My reasons for wanting to do this basically break down to these:
1) I want to be honest. I don't want to lie and say I'm had a hernia or something just because I'm embarrassed to admit I need this surgery. Of course it's no one's business but my own, and I'm never going to judge someone for wanting to keep their band private, but for me it just doesn't feel like the right thing. I also feel like being honest about it would be a big step in confronting my relationship with food and admitting that it was an abusive one, in need of a drastic measure.

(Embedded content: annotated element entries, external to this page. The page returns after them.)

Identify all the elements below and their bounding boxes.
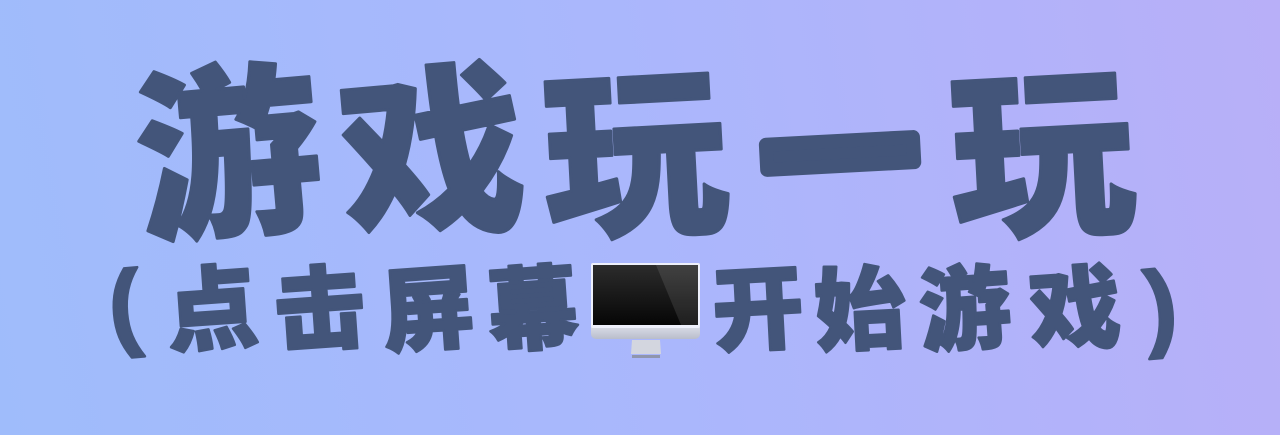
subtitle: ) (1140, 251, 1181, 360)
subtitle: 戏 (1026, 258, 1124, 365)
subtitle: 点 (163, 258, 261, 365)
title (128, 46, 1140, 268)
subtitle (104, 251, 1181, 365)
title: 游 (128, 46, 329, 268)
subtitle: 开 (710, 259, 806, 364)
subtitle: 始 (812, 259, 908, 364)
subtitle: 屏 (379, 258, 477, 365)
title: 玩 (538, 49, 733, 265)
title: 戏 (332, 46, 533, 268)
subtitle: ( (104, 251, 145, 360)
title: 玩 (945, 49, 1140, 265)
subtitle: 幕 (484, 258, 582, 365)
subtitle: 击 (271, 258, 369, 365)
icon: desktop monitor (591, 263, 700, 358)
title: 一 (757, 69, 924, 253)
subtitle: 游 (916, 258, 1014, 365)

2) I want accountability. The way I see it, the more public knowledge it is amongst my friends and family it is, the more people I will have to face up to if I'm not using my tool properly. I know this will almost definitely mean more unsolicited advice and rude comments than you can shake a stick at, but hey, I'm a stay-at-home-dad, I get that all the time already.
3) I want more people to know more, accurate information about the lap-band. This is probably my biggest reason. Several years ago, I lost quite a bit of weight on Atkins -- about 85lbs total. In the end I did gain it all back (and more) because I stopped following it properly and stopped exercising the way I had been (mostly weekly judo classes). But before, during, and after, I was a HUGE advocate for Atkins (still am) and spent a lot of time among friend as the go-to guy for debunking myths about Atkins and low/controlled-carb diets. It killed me how many people misunderstood how it worked, why it worked, etc. With the band there is the same thing, times 10, with the added element of people thinking it's an "easy way out" or what have you. I really really really want to be able to help educate people about the band without needing to do so anonymously, or bite my tongue to avoid people finding out I have one. I figure the only way attitudes will change and the stigma go away is if the very people who are getting banded don't seem to be agreeing that it's something to be ashamed of doing.
Has anyone else here done this sort of thing and would be willing to share how it went? Are you glad you did, or do you perhaps regret it? What are some of the effects it had on your own journey, good or bad?
Do you think I'm crazy for even thinking of this?